My own comment over at the post:
I love this interview so much, like all the others. A lot of what you described about the church's reaction reminded me of the way some churches treat "out" homosexual Christians. I'm not talking about the outright condemnation, which of course truly stinks, but also the sense of not quite knowing how to react to people whose life can't be analyzed in terms of the June Cleaver myth of masculinity/femininity. It also reminded me of my own experience as a thirty-something perpetually single woman who is happy as such.
This made me wonder how many other "silent victims" there are out there, to our need to cram square pegs through round holes. God bless you, sir, and thank you for your courage.
Also: Kai is so CUTE! and full of life. He is obviously a loved and nurtured child. You're doing something right, that much is plain to see.
Really, I can't recommend it highly enough. It's human and full of life, and also a telling glimpse at the way the Christian church this man found himself in, that they could not support him as perhaps they should have. Not just the church, either. People seem to have a hard time dealing with people whose lives can't be translated into the normal kinds of experience patterns.
It made me sad, not only for his sake, but for my own experiences as a thirty-year-old woman who's not angsting over the fact she hasn't found her man yet. I really have no problem with this and am happy with my friendships. But I have been to cocktail parties and Bible studies and the like, where people simply don't know what to make of me because I don't fit the normal mold. It was even more true before when I wasn't in grad school and was working temp jobs. The fact that I had no long-term career prospects at the point was sad but not the end of the world. The fact that I was a woman and not moving toward marriage was more noteworthy and more dangerous. (Was I secretly gay? Was I just a paradigm-buster that I didn't care about the thing women were supposed to care about? Didn't I know I'd never be happy without a family and wouldn't get one later on?) Yeah, there's sexism in those expectations and the resulting awkwardness - but the sexism cuts both ways.

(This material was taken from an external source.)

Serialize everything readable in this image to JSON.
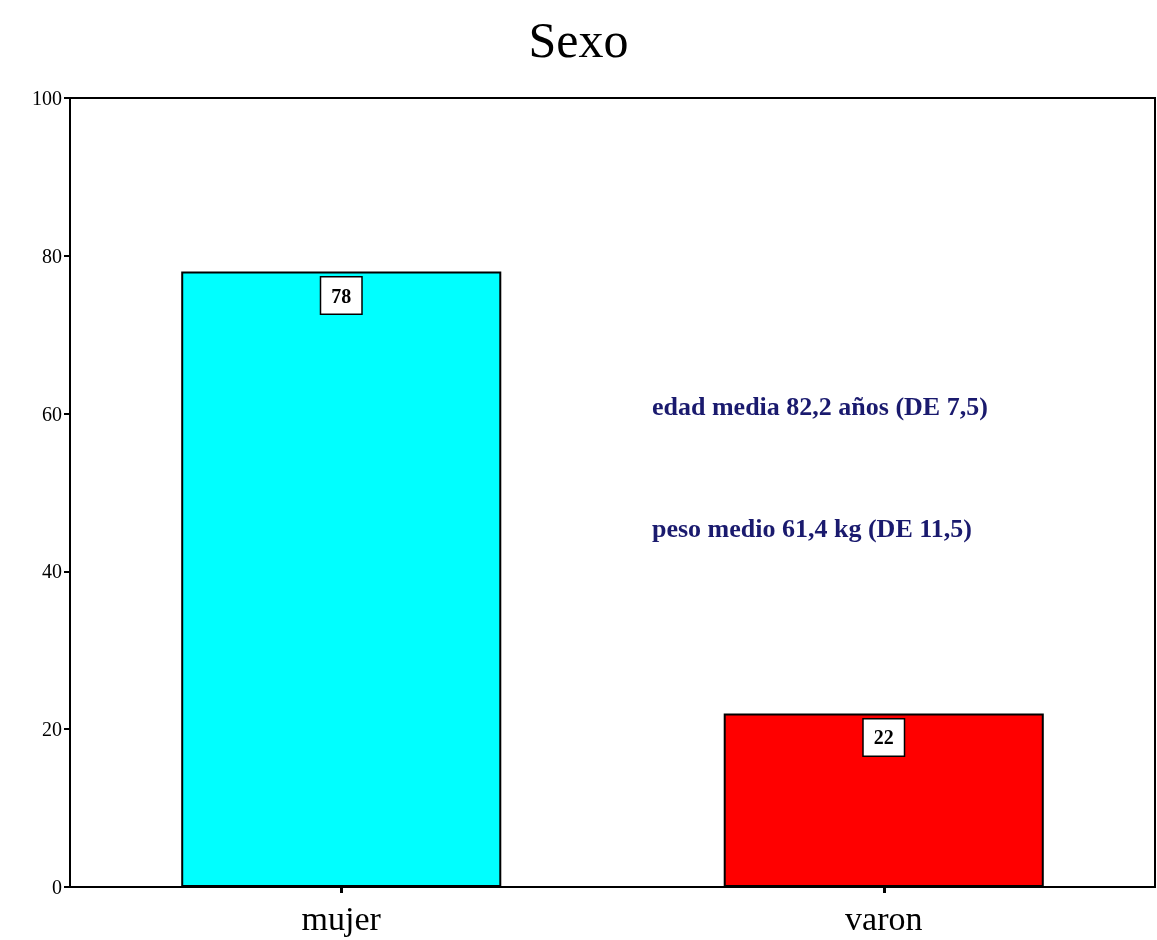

But this interview also made me happy because it reminded me there are people out there who are just so human, ordering their life based on what works for them rather than what some abstract theory says is best - and it's just so uplifting and full of life. It reminded me that I didn't have to fit that mold either. And it made me think of my own SAHD cousin and my male friends in grad school who are their young children's primary caregivers because grad school means flexible hours. How good they are with their kids, and how well it works for them.
Do read it. Most of these interviews are worth reading, but this one really hit home for me. Wonderful read.